AWS brings prompt routing and caching to its Bedrock LLM service | TechCrunch
As businesses move from trying out generative AI in limited prototypes to putting them into production, they are becoming increasingly price conscious. Using large language models isn’t cheap, after all. One way to reduce cost is to go back to an old concept: caching. Another is to route simpler queries to smaller, more cost-efficient models. At its re:invent conference in Las Vegas, AWS today announced both of these features for its Bedrock LLM hosting service.
Let’s talk about the caching service first. “Say there is a document, and multiple people are asking questions on the same document. Every single time you’re paying,” Atul Deo, the director of product for Bedrock, told me. “And these context windows are getting longer and longer. For example, with Nova, we’re going to have 300k [tokens of] context and 2 million [tokens of] context. I think by next year, it could even go much higher.”
Caching essentially ensures that you don’t have to pay for the model to do repetitive work and reprocess the same (or substantially similar) queries over and over again. According to AWS, this can reduce cost by up to 90% but one additional byproduct of this is also that the latency for getting an answer back from the model is significantly lower (AWS says by up to 85%). Adobe, which tested prompt caching for some of its generative AI applications on Bedrock, saw a 72% reduction in response time.
The other major new feature is intelligent prompt routing for Bedrock. With this, Bedrock can automatically route prompts to different models in the same model family to help businesses strike the right balance between performance and cost. The system automatically predicts (using a small language model) how each model will perform for a given query and then route the request accordingly.
“Sometimes, my query could be very simple. Do I really need to send that query to the most capable model, which is extremely expensive and slow? Probably not. So basically, you want to create this notion of ‘Hey, at run time, based on the incoming prompt, send the right query to the right model,’” Deo explained.
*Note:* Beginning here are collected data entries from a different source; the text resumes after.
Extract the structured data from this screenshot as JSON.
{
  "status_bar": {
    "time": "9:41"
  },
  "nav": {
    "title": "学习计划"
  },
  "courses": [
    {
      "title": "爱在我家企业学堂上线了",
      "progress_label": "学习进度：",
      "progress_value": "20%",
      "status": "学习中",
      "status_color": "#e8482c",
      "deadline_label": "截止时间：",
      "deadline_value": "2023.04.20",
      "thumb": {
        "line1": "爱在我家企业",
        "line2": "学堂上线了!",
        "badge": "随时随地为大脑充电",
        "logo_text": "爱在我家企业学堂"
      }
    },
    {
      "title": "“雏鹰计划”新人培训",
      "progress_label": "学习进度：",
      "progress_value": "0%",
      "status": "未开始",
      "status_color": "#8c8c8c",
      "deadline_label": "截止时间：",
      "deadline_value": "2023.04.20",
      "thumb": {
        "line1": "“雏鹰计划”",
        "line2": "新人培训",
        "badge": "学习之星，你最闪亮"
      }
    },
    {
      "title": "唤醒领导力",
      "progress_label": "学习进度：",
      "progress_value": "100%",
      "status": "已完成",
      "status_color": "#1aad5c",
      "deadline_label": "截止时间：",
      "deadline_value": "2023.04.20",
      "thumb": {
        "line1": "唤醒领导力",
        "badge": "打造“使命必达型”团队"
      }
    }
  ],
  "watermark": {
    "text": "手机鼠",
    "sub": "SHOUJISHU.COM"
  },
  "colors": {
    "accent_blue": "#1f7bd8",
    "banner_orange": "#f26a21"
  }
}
LLM routing isn’t a new concept, of course. Startups like Martian and a number of open source projects also tackle this, but AWS would likely argue that what differentiates its offering is that the router can intelligently direct queries without a lot of human input. But it’s also limited, in that it can only route queries to models in the same model family. In the long run, though, Deo told me, the team plans to expand this system and give users more customizability.
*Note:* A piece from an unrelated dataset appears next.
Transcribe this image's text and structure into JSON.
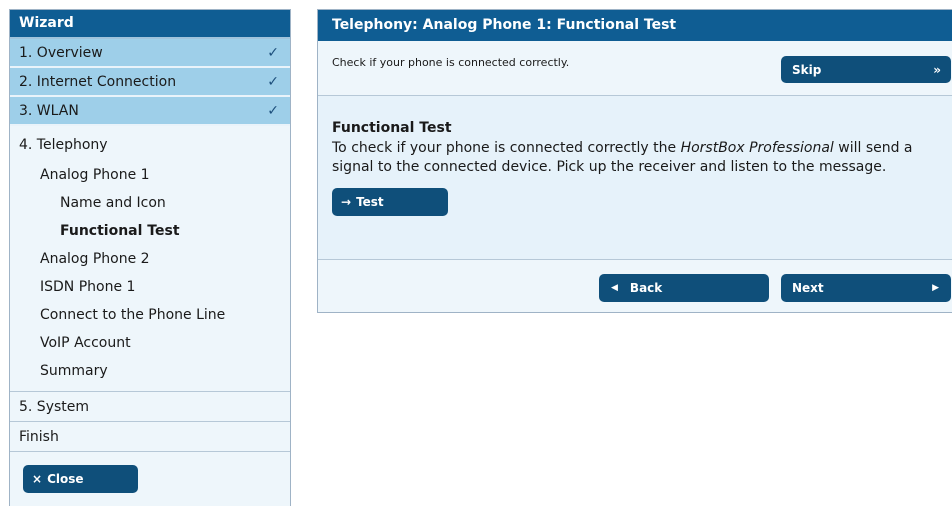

Lastly, AWS is also launching a new marketplace for Bedrock. The idea here, Deo said, is that while Amazon is partnering with many of the larger model providers, there are now hundreds of specialized models that may only have a few dedicated users. Since those customers are asking the company to support these, AWS is launching a marketplace for these models, where the only major difference is that users will have to provision and manage the capacity of their infrastructure themselves — something that Bedrock typically handles automatically. In total, AWS will offer about 100 of these emerging and specialized models, with more to come.